The new reactionary libertarians go further than the neoliberals in restricting the role of the state: The state should not only be stripped of education, healthcare and infrastructure, but also of sovereign powers by continuing to privatize even the army, police and judiciary. Nevertheless, economic libertarianism and the vanguard of the second financialization (asset managers and hedge funds) have extremely authoritarian tendencies at the political level. If an ultra-harsh austerity policy has to be pursued that no longer recognizes financial and social redistribution downwards, then the social movements that may arise must be prevented in advance by orchestrating the restriction of freedoms and rights, and possibly only the suicidal use of violence remains to regulate social life, depending on the situation. Freedoms are taken away in order to preserve the fundamental freedom of the right to property and capital. In her book The Code of Capital, Katharina Pistor has shown that representatives of capital can hijack state power by influencing the law (as the code of capital) without having to take over the state apparatus.

It should also be noted that even the fascist state cannot exist in the medium term without legitimacy or recognition by the citizens; its power is based precisely on this recognition.

There is now also talk of neo-illiberalism (Hendrikse), which is based, among other things, on the fact that neoliberalism lost its ideological appeal after the financial crisis of 2008. In an increasingly lawless gig economy, in which capital replaces social contracts with offshore anonymity, the transnational capitalist class is even able to buy up governments.

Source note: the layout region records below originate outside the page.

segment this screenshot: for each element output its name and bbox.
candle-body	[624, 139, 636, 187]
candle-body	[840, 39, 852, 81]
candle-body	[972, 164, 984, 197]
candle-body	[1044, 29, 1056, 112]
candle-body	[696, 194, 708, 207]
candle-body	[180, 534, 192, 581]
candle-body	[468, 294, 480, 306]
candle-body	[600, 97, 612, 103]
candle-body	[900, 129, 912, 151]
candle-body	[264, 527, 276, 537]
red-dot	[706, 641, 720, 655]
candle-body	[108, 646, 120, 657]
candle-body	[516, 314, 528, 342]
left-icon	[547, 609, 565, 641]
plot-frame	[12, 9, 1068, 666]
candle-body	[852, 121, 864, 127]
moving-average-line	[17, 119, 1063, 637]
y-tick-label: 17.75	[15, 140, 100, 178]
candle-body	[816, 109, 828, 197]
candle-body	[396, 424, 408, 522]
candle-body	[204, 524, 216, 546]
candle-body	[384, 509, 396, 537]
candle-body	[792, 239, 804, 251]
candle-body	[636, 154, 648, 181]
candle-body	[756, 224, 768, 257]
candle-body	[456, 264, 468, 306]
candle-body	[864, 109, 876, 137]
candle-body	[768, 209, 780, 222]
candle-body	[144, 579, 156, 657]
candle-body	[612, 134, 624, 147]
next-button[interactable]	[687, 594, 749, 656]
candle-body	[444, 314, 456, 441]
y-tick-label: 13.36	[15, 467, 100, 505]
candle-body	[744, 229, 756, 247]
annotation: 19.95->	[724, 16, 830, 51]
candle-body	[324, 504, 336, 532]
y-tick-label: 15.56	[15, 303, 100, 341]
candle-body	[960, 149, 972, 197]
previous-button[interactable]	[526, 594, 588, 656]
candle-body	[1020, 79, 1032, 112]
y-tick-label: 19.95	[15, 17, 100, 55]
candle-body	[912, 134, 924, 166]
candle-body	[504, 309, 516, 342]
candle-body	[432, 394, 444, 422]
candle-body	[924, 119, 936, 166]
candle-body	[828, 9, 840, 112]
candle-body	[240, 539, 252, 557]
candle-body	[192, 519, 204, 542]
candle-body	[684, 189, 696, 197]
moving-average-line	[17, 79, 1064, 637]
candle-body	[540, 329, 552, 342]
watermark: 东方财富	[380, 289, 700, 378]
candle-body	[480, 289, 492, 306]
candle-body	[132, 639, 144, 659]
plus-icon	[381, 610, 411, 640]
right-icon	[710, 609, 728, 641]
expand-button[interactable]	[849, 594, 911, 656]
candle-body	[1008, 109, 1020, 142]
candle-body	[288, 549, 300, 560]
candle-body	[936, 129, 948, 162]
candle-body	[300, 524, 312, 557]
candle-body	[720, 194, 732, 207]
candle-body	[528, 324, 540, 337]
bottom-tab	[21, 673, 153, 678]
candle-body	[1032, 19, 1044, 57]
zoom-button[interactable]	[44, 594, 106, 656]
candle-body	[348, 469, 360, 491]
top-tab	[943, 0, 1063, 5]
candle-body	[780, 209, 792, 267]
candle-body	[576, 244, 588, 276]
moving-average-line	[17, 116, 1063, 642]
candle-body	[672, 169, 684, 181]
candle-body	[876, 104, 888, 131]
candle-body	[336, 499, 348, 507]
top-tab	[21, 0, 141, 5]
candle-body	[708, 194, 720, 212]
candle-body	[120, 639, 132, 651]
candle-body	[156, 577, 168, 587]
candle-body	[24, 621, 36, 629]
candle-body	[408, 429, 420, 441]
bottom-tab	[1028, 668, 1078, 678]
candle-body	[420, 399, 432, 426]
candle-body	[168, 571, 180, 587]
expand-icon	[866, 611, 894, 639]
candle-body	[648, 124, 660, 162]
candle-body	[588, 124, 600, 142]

The neoliberal endgame is accompanied by ruptures and recompositions within the elites, both on a national and global scale. Although neoliberal technocrats like to rail against oligarchs turning states into looting zones, neoliberal policies in no way challenge the power of the oligarchs, whose fortunes soar to unimagined heights with the help of central bank policies. Added to this is a political illiberalization that relieves the executive of various constitutional restrictions. While the previous waves of neoliberalization remained more or less within the boundaries of legality defined by liberal-democratic norms, rules and procedures, neo-illiberalization is characterized by an executive machine that increasingly uses illegal tactics to establish political functional systems that threaten to steer authoritarian neoliberalism into totalitarian channels by means of unbridled digitalization. The dismantling of liberal democracies is creating an alliance between authoritarian states and large, data-rich IT monopolies. The introduction of data-driven technologies increasingly requires the rollback of liberal rules and laws to make way for a political economy based on mass surveillance and AI. The rise of neo-illiberalism is reminiscent of the totalitarian and therefore illiberal current against which twentieth-century liberalism defined itself: fascism. Today’s pre-fascism is the result of a capitalist system that is escaping its liberal principles of order and in which financial capital is increasingly absorbed by technology. Fabio Vighi also speaks of an illiberal meta-emergency world system that is currently emerging.